Dofetilide and HMR-1556 alone or co-perfused, prolonged the QTc interval by 20 ± 2%, 10 ± 1% and 55 ± 10%, respectively. Similarly, cisapride and HMR-1556 alone or co-perfused, prolonged the QTc interval by 11 ± 3%, 11 ± 4% and 38 ± 6%, respectively. Catecholamine-induced fast heart rate abolished the QTc prolonging effects of the I_Kr inhibitors, but augmented the QTc prolongation during I_Ks inhibition.
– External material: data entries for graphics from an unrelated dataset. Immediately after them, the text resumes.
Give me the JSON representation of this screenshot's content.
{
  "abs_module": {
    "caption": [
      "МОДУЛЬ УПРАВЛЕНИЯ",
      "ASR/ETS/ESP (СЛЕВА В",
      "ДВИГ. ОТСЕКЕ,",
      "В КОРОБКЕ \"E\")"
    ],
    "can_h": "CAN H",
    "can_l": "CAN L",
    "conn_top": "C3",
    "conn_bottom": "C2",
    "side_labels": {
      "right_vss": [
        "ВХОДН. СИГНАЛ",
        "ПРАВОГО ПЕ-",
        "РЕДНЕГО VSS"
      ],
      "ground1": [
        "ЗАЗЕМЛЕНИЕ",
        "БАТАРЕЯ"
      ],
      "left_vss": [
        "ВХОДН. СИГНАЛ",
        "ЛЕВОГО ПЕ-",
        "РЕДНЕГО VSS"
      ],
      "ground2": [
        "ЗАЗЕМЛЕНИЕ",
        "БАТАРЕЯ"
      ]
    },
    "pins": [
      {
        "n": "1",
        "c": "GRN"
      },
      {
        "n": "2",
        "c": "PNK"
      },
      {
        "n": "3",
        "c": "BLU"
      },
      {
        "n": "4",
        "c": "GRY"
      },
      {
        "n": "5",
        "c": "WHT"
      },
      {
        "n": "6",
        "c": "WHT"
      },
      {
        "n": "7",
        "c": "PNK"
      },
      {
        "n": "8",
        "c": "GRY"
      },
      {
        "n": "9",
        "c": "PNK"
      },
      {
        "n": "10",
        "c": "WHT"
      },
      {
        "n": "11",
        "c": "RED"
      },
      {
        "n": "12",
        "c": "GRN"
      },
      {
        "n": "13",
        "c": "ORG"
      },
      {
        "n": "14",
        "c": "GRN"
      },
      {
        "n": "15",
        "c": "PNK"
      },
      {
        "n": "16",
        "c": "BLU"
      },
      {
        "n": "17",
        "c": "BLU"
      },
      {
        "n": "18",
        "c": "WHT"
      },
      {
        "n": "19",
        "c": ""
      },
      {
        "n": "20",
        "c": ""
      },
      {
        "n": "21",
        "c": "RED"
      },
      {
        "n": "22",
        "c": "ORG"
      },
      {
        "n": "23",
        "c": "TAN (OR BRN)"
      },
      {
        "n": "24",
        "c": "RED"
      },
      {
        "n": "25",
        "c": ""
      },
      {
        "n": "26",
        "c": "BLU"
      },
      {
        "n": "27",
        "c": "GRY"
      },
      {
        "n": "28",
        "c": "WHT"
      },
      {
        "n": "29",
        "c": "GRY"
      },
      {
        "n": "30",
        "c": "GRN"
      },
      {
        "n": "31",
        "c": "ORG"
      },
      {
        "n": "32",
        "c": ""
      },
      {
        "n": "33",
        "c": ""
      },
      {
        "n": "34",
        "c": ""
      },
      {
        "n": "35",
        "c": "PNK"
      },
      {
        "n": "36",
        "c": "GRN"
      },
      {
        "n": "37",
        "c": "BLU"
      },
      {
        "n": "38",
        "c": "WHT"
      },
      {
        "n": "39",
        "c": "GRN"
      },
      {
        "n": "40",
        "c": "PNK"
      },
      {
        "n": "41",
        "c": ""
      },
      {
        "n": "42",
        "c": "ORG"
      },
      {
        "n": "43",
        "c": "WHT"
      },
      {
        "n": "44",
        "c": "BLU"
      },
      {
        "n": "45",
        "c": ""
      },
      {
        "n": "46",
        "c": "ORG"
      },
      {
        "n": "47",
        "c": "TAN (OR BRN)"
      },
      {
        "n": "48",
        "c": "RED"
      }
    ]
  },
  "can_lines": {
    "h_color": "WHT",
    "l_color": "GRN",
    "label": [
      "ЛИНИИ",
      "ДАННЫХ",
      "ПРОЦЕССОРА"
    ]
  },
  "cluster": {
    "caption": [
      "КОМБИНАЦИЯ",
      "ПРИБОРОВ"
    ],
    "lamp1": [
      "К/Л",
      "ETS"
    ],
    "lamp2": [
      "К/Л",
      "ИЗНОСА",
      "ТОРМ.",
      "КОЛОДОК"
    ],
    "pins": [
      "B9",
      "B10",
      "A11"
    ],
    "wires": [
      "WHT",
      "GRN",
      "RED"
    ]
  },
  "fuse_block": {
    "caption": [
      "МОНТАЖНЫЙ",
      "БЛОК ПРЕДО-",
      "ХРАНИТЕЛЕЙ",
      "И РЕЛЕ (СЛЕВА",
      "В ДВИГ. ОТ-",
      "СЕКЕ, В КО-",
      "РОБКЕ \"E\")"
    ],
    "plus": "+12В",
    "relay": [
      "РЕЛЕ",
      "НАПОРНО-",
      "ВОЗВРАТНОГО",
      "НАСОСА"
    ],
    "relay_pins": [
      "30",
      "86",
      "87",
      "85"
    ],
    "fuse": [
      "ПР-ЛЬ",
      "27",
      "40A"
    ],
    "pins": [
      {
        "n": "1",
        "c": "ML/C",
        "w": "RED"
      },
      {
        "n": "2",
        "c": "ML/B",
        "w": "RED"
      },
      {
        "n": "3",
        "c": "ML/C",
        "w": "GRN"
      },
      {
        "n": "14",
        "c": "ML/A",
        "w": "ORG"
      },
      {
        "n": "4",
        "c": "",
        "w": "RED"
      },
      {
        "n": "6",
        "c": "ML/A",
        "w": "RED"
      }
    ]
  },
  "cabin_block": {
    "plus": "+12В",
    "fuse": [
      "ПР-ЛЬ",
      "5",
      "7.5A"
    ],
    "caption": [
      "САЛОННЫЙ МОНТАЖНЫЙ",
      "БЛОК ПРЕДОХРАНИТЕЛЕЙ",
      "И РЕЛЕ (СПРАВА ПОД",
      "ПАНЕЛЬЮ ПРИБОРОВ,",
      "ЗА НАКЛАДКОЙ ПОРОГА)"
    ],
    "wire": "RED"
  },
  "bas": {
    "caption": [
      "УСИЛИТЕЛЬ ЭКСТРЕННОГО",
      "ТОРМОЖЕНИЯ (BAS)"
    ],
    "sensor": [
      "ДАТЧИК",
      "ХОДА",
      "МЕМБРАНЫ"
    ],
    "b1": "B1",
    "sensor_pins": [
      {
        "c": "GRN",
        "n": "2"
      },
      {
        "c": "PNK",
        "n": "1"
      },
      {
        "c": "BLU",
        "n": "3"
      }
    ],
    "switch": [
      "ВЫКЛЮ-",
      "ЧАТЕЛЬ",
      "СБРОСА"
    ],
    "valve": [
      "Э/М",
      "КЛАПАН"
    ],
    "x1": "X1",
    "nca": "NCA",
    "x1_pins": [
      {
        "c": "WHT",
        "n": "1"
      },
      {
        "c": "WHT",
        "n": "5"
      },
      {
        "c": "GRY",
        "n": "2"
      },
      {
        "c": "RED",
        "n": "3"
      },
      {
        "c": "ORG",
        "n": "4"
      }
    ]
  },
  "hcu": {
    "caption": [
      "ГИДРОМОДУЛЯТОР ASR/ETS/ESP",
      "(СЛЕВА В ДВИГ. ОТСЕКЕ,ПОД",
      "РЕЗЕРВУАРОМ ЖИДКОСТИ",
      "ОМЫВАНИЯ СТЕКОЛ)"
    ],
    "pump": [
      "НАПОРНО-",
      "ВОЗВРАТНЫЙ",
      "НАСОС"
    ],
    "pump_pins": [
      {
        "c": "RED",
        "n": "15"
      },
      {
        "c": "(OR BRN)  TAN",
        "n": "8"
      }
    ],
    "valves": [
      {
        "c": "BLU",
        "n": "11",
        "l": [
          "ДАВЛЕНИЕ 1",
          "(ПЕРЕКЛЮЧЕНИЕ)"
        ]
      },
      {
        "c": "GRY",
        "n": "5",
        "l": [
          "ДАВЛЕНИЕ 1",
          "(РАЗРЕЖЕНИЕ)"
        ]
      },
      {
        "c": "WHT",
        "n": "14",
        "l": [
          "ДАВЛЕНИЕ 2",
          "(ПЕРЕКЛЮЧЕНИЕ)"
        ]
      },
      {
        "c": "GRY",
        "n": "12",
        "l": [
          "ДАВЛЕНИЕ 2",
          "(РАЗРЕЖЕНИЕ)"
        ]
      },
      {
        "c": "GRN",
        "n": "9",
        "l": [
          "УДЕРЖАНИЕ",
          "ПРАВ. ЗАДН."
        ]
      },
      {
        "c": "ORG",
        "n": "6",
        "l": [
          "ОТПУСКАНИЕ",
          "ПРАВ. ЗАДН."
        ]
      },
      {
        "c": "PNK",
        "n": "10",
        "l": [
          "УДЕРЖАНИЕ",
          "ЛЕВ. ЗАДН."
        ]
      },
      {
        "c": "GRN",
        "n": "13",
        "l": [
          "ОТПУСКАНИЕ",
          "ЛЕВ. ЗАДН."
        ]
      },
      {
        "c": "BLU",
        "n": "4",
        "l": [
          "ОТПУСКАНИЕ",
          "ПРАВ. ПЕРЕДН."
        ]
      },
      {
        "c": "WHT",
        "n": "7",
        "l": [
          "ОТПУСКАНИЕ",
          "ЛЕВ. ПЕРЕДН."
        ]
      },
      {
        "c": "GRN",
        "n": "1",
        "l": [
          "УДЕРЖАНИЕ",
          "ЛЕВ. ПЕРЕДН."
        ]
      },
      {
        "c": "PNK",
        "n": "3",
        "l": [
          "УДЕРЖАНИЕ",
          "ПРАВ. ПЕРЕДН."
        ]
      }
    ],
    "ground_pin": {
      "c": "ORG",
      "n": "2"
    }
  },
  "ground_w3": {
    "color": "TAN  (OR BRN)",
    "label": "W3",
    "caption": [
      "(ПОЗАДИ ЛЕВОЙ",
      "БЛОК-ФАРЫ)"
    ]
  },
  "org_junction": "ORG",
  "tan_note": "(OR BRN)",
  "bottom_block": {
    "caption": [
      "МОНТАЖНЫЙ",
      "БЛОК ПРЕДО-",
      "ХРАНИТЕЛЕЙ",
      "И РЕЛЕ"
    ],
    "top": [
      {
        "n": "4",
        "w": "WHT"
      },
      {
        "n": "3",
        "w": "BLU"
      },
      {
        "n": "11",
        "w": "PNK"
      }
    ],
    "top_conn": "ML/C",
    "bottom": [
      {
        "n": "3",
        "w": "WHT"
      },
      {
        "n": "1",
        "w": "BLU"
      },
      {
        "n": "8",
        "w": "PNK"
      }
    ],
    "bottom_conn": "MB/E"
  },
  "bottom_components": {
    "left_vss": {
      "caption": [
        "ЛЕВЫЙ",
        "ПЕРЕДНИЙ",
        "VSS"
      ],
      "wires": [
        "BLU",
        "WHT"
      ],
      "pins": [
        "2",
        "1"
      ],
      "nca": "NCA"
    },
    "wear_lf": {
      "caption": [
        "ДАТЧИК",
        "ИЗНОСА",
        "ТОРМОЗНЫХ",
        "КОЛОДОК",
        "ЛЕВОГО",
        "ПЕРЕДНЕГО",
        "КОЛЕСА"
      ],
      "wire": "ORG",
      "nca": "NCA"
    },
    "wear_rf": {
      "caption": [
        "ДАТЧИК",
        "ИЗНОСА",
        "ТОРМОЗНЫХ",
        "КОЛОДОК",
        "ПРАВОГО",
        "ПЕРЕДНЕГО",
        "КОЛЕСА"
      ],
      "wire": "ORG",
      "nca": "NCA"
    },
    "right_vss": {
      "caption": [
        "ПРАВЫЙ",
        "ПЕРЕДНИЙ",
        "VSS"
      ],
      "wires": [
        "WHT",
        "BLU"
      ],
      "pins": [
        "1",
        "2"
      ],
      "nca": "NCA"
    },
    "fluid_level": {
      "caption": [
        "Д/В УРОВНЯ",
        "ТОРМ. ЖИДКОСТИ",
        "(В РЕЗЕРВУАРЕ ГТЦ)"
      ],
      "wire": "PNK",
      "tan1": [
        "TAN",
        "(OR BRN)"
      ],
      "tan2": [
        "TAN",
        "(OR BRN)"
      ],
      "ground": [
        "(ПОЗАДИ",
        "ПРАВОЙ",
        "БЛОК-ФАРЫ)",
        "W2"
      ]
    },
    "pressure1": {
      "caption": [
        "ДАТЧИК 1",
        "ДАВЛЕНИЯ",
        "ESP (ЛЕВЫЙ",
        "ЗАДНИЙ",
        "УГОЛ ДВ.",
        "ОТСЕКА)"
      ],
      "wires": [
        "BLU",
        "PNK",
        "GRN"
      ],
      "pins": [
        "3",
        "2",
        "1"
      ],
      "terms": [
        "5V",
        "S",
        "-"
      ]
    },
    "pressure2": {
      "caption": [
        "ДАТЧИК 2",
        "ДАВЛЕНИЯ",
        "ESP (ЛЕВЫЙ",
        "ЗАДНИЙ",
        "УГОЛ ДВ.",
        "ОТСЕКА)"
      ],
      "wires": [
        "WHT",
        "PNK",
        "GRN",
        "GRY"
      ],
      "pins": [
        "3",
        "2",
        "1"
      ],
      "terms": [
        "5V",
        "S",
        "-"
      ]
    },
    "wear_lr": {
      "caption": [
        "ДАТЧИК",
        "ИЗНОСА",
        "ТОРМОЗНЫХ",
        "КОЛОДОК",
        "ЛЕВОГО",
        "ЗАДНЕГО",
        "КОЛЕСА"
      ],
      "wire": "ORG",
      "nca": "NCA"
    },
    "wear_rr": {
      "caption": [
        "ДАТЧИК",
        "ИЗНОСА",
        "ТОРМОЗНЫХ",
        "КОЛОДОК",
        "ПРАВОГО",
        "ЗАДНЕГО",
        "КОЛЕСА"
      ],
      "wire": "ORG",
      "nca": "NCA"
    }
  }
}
None of the drug perfusions increased significantly the T_peak–T_end interval and the sinus BVI of the QT interval.

Discussion

I_Ks inhibition increased the QTc prolonging effect of I_Kr inhibitors in a super-additive (synergistic) manner, and the QTc interval was superior to other proarrhythmia biomarkers measured in sinus rhythm in isolated guinea pig hearts. The effect of catecholamines on the QTc facilitated differentiation between I_Kr and I_Ks inhibitors. Thus, QTc measurement in Langendorff perfused guinea pig hearts with pharmacologically attenuated repolarization reserve and periodic catecholamine perfusion seems to be suitable for preclinical proarrhythmia screening.